As per traditional fairy tales and folktales, Lim incorporates animals in Six Crimson Cranes to indirectly characterize humans. As indicated by its title, the novel’s most prominent animal is the red-crowned crane. In Chinese and Japanese folklore, cranes symbolize loyalty and nobility—characteristics that Shiori’s brothers embody in their duty to their sister and empire. Furthermore, Kiki, Shiori’s enchanted paper crane, proves her most loyal companion.

In Chinese folklore in particular, dragons are powerful, regal creatures. Lim showcases their power when Shiori and her brothers narrowly escape the Dragon King when crossing the Taijin Sea, and even Seryu has to remind Shiori that he cannot always defend her against his grandfather. As a young dragon, Seryu exhibits many characteristics of a human teenager: He is earnest, playful, and tries to navigate his jealousy as he witnesses Shiori’s feelings for Takkan change. By characterizing Seryu in this way, Lim makes him relatable to Shiori, further proving to her that magic and non-humans do not always need to be feared.

Snakes appear in fairy tales, folklore, and mythology all over the world and are often characterized as cunning. Their stealthy, subtle movements juxtapose with their ability to strike quickly, which Shiori witnesses in Raikama. Raikama’s quiet demeanor makes it difficult for Shiori and her brothers to believe that she is a powerful sorceress, until she suddenly strikes with a devastating curse. However, Raikama proves a sacrificial figure, making her and the novel’s snake-related symbolism less malicious and more so secretive, a necessary evil to protect the royal children from the true antagonists.

Similarly, wolves are often portrayed as cunning, feared predators. Though not explicitly drawing upon the fairy tale of “Little Red Riding Hood,” Six Crimson Cranes does utilize the archetype of the “Big Bad Wolf”—a menacing character who can disguise itself to better manipulate others. As a shape-shifting enchanter, the Wolf (Bandur) manipulates everyone around him, all for the sake of ruling the Holy Mountains’ demons.

Clothes

The clothes worn by characters symbolize their status. At the beginning of the novel, Shiori’s betrothal ceremony outfit is made of “a god’s ransom of silk” (2), and the physical burden of the heavy robes mirror the emotional burden she feels at having to grow up and marry. When Shiori is cast away to Tianyi by Raikama’s curse, she is dressed in a walnut bowl and rags, with no possessions to indicate her identity. Her lost slipper, which Takkan finds on the beach, is an element that Lim borrows from “Cinderella”—a fairy tale in which a prince searches for a princess with nothing but her glass slipper, not imagining that an impoverished girl could be the woman he seeks. After months of hardships, Shiori dressing up for Iro’s Winter Festival suggests that she is close to reclaiming her true identity.

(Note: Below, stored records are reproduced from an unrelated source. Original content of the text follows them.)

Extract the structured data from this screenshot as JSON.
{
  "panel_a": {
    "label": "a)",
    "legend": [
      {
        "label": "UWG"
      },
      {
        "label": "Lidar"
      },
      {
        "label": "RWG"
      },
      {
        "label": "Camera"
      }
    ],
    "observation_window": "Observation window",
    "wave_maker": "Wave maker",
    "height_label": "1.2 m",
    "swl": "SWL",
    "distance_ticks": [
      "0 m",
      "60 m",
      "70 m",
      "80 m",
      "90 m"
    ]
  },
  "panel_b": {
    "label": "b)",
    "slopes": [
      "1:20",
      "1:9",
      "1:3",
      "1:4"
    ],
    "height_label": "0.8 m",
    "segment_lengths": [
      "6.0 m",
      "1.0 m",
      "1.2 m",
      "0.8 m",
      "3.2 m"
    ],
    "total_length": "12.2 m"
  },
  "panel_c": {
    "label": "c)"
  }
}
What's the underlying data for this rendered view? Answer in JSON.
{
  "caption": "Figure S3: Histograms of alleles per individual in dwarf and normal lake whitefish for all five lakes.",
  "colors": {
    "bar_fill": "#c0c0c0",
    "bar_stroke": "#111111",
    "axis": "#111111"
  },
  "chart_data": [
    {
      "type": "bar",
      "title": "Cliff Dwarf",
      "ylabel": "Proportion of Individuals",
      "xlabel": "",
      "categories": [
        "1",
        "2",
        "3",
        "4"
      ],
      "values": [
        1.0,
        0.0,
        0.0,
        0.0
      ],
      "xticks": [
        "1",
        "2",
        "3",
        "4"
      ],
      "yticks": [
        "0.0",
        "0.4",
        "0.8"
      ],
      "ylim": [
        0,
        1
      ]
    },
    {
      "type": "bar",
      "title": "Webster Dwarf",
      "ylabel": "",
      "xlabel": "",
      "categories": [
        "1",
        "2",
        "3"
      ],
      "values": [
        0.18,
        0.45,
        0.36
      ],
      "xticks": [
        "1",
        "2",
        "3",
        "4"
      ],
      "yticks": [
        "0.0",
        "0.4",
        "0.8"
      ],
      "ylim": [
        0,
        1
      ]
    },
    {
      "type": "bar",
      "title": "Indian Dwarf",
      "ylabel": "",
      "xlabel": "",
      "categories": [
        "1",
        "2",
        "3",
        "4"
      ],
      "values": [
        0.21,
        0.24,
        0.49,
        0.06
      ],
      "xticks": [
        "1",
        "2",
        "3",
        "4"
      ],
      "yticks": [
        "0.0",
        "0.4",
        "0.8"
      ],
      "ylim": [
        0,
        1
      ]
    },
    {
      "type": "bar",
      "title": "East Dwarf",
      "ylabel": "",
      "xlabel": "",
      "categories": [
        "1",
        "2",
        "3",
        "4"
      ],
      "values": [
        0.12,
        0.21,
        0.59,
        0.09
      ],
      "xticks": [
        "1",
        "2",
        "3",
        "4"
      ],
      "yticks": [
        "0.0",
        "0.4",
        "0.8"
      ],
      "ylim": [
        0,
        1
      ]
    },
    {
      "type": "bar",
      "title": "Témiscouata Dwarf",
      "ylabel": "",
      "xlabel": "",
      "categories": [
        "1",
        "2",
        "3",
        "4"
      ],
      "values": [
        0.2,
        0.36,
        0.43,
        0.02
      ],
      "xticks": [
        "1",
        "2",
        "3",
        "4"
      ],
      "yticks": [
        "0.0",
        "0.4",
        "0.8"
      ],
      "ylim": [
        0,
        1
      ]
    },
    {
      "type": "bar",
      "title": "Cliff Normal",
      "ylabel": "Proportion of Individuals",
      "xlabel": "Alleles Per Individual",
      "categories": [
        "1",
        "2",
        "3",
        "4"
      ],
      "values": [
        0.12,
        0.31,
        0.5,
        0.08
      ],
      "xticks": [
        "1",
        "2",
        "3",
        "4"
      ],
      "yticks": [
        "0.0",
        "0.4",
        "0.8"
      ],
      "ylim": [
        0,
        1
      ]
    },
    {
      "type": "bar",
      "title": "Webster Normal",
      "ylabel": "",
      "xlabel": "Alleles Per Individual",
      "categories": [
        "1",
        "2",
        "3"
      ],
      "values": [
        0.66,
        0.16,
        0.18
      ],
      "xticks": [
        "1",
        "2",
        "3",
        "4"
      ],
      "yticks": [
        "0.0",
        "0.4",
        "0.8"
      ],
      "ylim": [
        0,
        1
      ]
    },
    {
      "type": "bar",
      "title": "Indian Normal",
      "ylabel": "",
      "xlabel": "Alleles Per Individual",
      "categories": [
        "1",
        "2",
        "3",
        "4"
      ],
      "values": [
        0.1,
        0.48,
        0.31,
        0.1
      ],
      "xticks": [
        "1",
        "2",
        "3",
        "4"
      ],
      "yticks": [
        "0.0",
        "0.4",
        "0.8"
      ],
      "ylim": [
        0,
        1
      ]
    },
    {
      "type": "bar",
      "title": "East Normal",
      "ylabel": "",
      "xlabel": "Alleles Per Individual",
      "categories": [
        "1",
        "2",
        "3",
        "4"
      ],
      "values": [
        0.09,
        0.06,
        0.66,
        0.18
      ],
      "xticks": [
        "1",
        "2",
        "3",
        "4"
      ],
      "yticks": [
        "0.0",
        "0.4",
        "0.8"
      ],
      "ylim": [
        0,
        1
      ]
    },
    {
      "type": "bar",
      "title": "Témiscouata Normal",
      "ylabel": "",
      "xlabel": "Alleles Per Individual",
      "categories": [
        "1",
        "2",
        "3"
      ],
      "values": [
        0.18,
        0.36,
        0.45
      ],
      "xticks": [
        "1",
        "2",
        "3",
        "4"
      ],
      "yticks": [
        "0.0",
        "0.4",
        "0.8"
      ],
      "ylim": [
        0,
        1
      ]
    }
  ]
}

The sentinels’ armor signals to everyone, even the remote villagers of Tianyi, of their respectable status. While Lim primarily uses clothes as a marker of identity, in some instances, she uses them to conceal. In addition to Shiori’s walnut bowl, which conceals her face, sentinels Takkan and Hasege impersonate each other while searching for the royal children. This creates initial tension between Shiori and the Bushians, as Hasege (under the guise of Takkan) is cruel to her, before she learns the truth—that her kind sentinel is Takkan (initially under the guise of his “cousin” Hasege). Clothing is an effective way for characters to hide the truth in plain sight, as Guiya does with her poisoned golden thread and various guises.

Shiori’s Childhood Songs

Elizabeth Lim utilizes Shiori and Raikama’s songs about Channari as a motif to connect them. With so few memories of her birth mother, Shiori feels especially close to her when she sings these songs to herself. She sings these songs in times of hardship, as they distract her from arduous tasks, like cooking at the Sparrow Inn and stitching Takkan’s wound. Lim also utilizes the songs as a tool of foreshadowing, a subtle hint that Channari is actually Raikama: Channari “was a girl who lived by the sea,” and is “waiting for her sister” (303). Without realizing it, Shiori has long found strength and comfort in memories of her stepmother rather than her birth mother (as her memories were enchanted), the only mother she’s known, and has always known Raikama’s true name—Channari. Channari, which Raikama explains means “moon-faced girl,” also evokes the folklore of Imurinya, an immortal who lives on the moon, whose story parallels Raikama’s.